Follow the money: The most salient prices are big enough to be meaningful in the context of a family budget; seen and thought about frequently; and paid out on a regular basis, ensuring that any increases get felt almost immediately.
For our chart, Axios chose three prices in particular.
- Gas prices were a no-brainer: They're the most visible price in the country, flashed at drivers in neon-green two-foot-high numbers on every car journey.
- Grocery costs have been driving much of the discourse around inflation in the past couple of years, and are something that affects every family.
- Rent is less universal — most Americans own their homes, rather than renting — but is overwhelmingly important to almost everybody who pays it. It's also a very large part of the reason why the cost of housing is so political.

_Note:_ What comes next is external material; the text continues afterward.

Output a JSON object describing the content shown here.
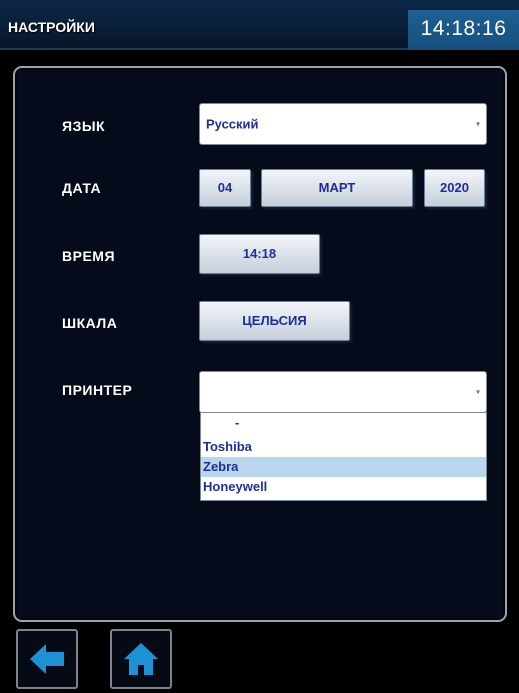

By the numbers: The gas-food-lodging inflation chart spiked to an astonishing 18% in June 2022, and then briefly turned negative a year later as gas prices came down fast.
- The peak in gas-food-lodging inflation was double the 9% peak in headline CPI.
- This time last year, it was still above 7%, but since then it's been much lower.
- The series is volatile, but since mid-2023 it has hovered at decidedly unworrying levels. In February it came in at a benign 2%.
The bottom line: We're reaching the point at which Americans are becoming accustomed to higher — but no longer sharply rising — prices. That's the point at which inflation worries tend to dissipate.